Special Robotics Seminar
Cooperative Robot Exploration Strategy for a Team of Quadrotor UAVs
Dr. Jinho Kim
University of Maryland, Baltimore County
This presentation presents a cooperative robot exploration strategy in an unknown environment integrated with Sensor-based Selective Nodechain (SSN) for a team of quadrotor Unmanned Aerial Vehicles (UAVs). In the previously proposed exploration strategies for mobile robots, the backtracking path is not optimized, so that the exploration strategies are inefficient by consuming more exploration time with detours. In addition, ground mobile robots cannot move to the same point on the two-dimensional (2D) plane at the same time during their exploration. Furthermore, ground robots occasionally are obstructed by one another due to topographical factors.

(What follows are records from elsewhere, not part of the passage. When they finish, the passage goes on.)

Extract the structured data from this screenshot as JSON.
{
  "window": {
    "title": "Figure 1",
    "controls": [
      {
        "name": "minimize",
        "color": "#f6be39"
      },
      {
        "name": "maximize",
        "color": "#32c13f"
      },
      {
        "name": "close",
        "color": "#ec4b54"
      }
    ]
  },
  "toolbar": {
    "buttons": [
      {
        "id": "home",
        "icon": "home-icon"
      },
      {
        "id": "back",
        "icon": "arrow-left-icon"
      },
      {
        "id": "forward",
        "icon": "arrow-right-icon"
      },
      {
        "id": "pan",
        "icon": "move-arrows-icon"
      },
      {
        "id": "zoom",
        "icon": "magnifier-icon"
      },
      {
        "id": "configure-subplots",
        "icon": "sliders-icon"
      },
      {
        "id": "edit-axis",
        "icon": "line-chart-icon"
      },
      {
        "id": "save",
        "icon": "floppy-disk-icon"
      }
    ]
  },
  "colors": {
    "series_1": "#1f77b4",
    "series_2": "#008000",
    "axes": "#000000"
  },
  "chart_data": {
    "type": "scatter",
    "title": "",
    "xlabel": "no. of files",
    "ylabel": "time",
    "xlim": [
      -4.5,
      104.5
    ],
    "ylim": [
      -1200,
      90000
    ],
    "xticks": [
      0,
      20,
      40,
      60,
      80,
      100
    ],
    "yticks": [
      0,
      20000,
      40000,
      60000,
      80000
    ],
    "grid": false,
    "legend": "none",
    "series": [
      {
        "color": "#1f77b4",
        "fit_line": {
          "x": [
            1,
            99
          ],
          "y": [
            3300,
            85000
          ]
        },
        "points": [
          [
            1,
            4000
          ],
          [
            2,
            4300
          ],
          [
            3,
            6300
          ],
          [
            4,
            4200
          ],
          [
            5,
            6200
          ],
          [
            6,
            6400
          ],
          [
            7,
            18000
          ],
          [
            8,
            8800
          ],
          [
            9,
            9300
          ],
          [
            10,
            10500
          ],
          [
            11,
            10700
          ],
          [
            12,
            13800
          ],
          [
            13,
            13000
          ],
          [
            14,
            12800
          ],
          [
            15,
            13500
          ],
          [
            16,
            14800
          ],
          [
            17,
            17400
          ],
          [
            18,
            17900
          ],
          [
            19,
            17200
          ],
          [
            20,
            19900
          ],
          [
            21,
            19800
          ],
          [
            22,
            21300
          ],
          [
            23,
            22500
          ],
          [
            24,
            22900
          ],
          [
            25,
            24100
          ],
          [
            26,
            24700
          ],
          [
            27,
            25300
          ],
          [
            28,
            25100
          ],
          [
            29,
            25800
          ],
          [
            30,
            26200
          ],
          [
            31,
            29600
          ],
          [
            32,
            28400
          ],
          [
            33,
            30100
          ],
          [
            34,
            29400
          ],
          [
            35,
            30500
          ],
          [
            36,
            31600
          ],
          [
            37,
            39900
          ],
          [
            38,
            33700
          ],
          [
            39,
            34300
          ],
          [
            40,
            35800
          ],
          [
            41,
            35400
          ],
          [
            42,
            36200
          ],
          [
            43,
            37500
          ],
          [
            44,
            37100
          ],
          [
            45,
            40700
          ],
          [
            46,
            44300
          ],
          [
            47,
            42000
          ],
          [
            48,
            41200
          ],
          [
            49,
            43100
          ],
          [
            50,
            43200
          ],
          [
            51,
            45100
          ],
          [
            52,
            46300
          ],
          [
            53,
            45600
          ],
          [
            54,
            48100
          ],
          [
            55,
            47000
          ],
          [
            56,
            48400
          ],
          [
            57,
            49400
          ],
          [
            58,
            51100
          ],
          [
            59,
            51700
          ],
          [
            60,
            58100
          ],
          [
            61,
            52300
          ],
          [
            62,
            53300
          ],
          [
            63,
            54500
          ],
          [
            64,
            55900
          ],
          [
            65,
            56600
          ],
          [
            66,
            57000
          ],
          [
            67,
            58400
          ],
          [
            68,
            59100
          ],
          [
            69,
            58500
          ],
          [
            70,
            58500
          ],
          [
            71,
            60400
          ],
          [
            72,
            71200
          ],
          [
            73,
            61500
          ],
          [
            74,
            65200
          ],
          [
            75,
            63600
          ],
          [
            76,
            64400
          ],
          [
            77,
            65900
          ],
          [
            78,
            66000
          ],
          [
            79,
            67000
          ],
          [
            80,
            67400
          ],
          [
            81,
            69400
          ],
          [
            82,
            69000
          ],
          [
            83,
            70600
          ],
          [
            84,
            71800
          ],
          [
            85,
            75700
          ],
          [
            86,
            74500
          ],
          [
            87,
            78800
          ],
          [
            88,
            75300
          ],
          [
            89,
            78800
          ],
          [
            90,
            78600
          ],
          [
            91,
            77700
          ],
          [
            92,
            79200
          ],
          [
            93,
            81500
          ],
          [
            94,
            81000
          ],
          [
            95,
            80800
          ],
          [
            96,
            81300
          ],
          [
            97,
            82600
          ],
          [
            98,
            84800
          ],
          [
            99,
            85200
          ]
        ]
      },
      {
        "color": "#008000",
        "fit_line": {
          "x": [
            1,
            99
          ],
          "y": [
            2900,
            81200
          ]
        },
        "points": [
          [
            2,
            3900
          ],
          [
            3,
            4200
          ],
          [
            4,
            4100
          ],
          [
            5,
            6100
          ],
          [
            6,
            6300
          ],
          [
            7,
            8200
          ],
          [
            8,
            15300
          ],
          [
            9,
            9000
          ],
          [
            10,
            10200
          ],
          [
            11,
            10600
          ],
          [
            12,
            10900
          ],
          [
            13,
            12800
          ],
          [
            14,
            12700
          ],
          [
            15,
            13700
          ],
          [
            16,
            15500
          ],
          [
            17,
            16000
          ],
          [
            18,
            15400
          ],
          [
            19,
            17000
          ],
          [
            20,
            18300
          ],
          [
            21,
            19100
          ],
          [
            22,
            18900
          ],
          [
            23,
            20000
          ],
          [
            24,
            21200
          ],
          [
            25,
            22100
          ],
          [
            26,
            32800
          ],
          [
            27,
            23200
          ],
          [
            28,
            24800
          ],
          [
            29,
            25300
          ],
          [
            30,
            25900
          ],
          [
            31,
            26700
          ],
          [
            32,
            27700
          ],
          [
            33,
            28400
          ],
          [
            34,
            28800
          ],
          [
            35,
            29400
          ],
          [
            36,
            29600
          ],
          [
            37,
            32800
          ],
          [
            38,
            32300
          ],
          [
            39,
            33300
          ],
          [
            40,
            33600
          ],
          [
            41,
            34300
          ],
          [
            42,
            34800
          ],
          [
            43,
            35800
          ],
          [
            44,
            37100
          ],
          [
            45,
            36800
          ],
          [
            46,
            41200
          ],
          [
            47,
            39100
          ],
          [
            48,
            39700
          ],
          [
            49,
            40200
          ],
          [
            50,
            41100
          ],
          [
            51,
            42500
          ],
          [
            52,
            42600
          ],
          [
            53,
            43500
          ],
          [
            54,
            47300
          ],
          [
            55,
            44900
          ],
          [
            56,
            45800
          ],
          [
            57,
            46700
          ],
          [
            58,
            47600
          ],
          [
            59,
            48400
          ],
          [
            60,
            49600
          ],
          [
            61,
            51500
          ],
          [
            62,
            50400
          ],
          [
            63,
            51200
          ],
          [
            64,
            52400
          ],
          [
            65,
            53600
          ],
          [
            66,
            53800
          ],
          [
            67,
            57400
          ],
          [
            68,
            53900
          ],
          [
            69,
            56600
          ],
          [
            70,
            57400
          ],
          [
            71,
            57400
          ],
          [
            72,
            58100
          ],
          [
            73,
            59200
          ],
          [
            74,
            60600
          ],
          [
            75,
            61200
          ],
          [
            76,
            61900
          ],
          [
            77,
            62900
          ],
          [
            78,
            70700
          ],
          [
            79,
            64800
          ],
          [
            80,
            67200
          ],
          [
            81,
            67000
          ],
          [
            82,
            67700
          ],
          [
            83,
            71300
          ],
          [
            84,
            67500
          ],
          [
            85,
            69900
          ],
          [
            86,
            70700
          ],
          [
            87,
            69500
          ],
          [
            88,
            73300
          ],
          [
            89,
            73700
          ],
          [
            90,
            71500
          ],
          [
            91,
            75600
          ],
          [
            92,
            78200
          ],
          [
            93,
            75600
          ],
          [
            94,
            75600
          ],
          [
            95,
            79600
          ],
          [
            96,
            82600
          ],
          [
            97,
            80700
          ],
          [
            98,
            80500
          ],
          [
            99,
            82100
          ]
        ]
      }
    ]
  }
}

To resolve the limitations and drawbacks, a Cooperative Sensor-based Selective Nodechain (CSSN) exploration strategy is developed for multiple quadrotors with a merged frontier identification technique, the SSN-Merged. By employing the SSN-Merged technique, the next target node is selected with an optimized coverage of frontier using a Selective Target Node (STN) method. Furthermore, to expand the proposed strategy to the three-dimensional (3D) workspace with quadrotors, a Multiple Flight Levels (MFL) approach is proposed with an Integrated Sliding Mode Controller (ISMC) to increase the efficiency of the exploration. During the backtracking mode, when the quadrotor reaches a dead end where no frontier exists, the proposed nodechain helps to generate the optimized paths, so that the backtracking algorithm chooses the best path to backtrack efficiently.
Dr. Miao Yu
Dr. Jinho Kim received his doctoral degree and master’s degree in Mechanical Engineering at the University of Maryland, Baltimore County in 2018 and 2017, respectively. He received his bachelor’s degree in Aerospace Engineering at the Chungnam National University, South Korea in 2011. His research interests include application of nonlinear control theory, vision-based autonomous control and navigation.